Threads for fazz

  1. 3

    It really does not matter if you have some kind of thought out and complete rules for parsing the protocol’s messages. But if you don’t, plain text protocols are a sure way to shoot oneself into foot using a majestic railgun, much worse than binary protocols (which tend to break down really fast when poorly designed and start causing problems long before they hit any production systems).

    See also: LANGSEC - http://langsec.org/ (I feel obliged to link it here, as you mention neither “parser” nor “grammar” in your post).

    1. 2

      This is exactly the kind of problem where Weeks of Debugging Can Save You Hours of TLA+ and I would even paraphrase it as “Weeks of Sprinkling Mutexes Around the Code Base Can Save You Hours of TLA+”.

      In general, the problem described in the article is of categories “lost update” or TOCTOU (time-of-check-time-of-use) and should be solved not by adding mutexes, but by redesigning your data structures and operations on them in such a way that they are consistent in the face of all possible event reorderings. Adding mutexes to business logic code should always be considered a dangerous and suboptimal approach.

      In the current case, the first step would be replacing “saving” of full balance by incrementing it (not unlike the SQL example brought in the article itself).

      1. 4

        I remember hearing that, despite ATMs/banks being the “canonical” example of race conditions being Very Bad(TM), actual ATMs are totally susceptible to race conditions and there’s just batch reconciliation processes to handle stuff instead (and, I imagine, an expectation that stuff “higher in the stack” like laws, security cameras, etc will handle issues).
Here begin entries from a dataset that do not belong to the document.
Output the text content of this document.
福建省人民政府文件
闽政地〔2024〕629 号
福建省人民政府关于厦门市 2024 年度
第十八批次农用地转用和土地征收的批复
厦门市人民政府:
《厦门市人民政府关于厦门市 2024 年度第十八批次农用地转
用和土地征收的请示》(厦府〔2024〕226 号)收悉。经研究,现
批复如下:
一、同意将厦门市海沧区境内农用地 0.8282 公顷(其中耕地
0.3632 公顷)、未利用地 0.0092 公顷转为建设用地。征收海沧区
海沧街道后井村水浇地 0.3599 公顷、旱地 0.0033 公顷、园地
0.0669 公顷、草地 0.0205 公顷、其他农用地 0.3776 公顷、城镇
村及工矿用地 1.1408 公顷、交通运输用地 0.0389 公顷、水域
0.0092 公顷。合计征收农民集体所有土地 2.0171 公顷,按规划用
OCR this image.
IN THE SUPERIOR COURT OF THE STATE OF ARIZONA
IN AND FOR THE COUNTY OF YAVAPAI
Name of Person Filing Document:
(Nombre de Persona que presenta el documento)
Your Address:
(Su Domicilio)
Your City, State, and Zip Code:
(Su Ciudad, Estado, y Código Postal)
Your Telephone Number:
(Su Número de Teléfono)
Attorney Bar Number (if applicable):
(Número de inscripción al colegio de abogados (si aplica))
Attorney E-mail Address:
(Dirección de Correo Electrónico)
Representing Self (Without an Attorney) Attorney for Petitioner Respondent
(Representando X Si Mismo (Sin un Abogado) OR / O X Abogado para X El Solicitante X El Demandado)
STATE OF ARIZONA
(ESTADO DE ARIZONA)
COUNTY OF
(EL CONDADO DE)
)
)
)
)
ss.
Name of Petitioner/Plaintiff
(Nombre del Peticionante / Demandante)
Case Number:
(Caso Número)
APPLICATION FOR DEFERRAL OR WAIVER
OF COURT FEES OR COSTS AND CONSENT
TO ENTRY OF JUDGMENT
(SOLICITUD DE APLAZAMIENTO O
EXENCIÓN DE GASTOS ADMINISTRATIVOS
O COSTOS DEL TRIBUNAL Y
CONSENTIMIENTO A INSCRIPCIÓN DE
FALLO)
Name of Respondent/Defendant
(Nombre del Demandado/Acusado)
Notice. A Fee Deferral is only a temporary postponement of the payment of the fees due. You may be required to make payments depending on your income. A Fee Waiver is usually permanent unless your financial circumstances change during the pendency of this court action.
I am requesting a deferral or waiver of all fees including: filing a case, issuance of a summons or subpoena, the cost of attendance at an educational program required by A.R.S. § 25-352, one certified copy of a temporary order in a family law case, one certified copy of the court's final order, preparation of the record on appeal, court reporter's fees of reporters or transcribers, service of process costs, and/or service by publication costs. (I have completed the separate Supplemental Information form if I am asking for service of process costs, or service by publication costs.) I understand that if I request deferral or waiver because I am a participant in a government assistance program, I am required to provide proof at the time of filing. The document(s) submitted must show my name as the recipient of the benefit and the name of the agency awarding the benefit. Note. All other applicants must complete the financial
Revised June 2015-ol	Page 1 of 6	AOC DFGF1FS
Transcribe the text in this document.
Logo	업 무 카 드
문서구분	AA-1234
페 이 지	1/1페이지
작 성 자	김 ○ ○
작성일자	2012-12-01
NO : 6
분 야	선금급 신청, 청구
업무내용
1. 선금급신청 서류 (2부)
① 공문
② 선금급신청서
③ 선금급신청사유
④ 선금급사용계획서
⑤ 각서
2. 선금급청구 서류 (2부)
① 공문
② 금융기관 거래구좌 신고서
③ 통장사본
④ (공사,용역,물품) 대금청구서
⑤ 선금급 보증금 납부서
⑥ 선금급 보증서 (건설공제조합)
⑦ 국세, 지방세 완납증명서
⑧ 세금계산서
        I have no idea if this is true but I choose to believe it

        1. 3

          It used to be true and I know of real stories of good thugs hunting down bad thugs after exploiting the issue, but that was back in the early nineties.

          It is much less of a problem at the era of ubiquitous connectivity, but of course, there is some slack in the name of usability and that is handled “higher in the stack”, indeed.

        1. 2

          I saw Estonia brought up a few times.

          As someone who has dealt with this stuff for 20+ years in various settings, including the Estonian national ID, let me chime in and shatter your dreams a bit.

          TL;DR: forget about it. And when at it - forget about everything that involves X.509 PKI.

          TLS-CCA (client certificate authentication) is an extremely complex topic. How complex? See for yourself how hard it to set up correct server-side configuration in a PKI setting. And then ask yourself: can I be sure that my configuration is correct after all that dance? Inability to obtain that assurance is a prime sign of poor security solution.

          This is one of those instances where you should remember that trusting Wikipedia on complex issues is a mistake.

          Estonia is moving away from TLS-CCA, fast. Not the ID card or whatever is know by “e-estonia”, but specifically the TLS-CCA, because it has so many problems, especially with compatibility and stability. Changes between TLS 1.2 and 1.3 broke some use cases for good, for example. Every single major OSX update for the last 10-15 years has broken it. Multiply those problems by those of X.509 PKI and you get a horrible unmanageable monster.

          Furthermore, TLS-CCA has certain rare cryptographic properties (more below) that make it unsuitable for today’s environment. It is not compatible with TLS inspection (firewalls, antiviruses). For those in EU, it is not compatible with the most common integration modes mandated by PSD2. Never use it for end users and if you really want something there beyonds passwords and OTP-s, go for WebAuthn (albeit that has its own set of problems).

          Now, that said, do not forget that today’s TLS is a joke. It protects your from very little, especially in the web browser. It is not the protocol itself, which is very fine in its latest versions, but how it is used and how the necessary trust is disseminated.

          Should your security model actually say that you need a TLS channel that is not susceptible to various forms of widespread intercept and can set up a system which you fully control (that means all the endpoints and your own small PKI), then go for it, but even in those cases you may need something like Signal protocol, instead, on top of the TLS.

          Otherwise, it is a bad idea.

          For end users, got for WebAuthn or TOTP or whatever suits your setup.

          For apps, devices and back-to-back connections, go for OAuth and maybe TLS server public key pinning.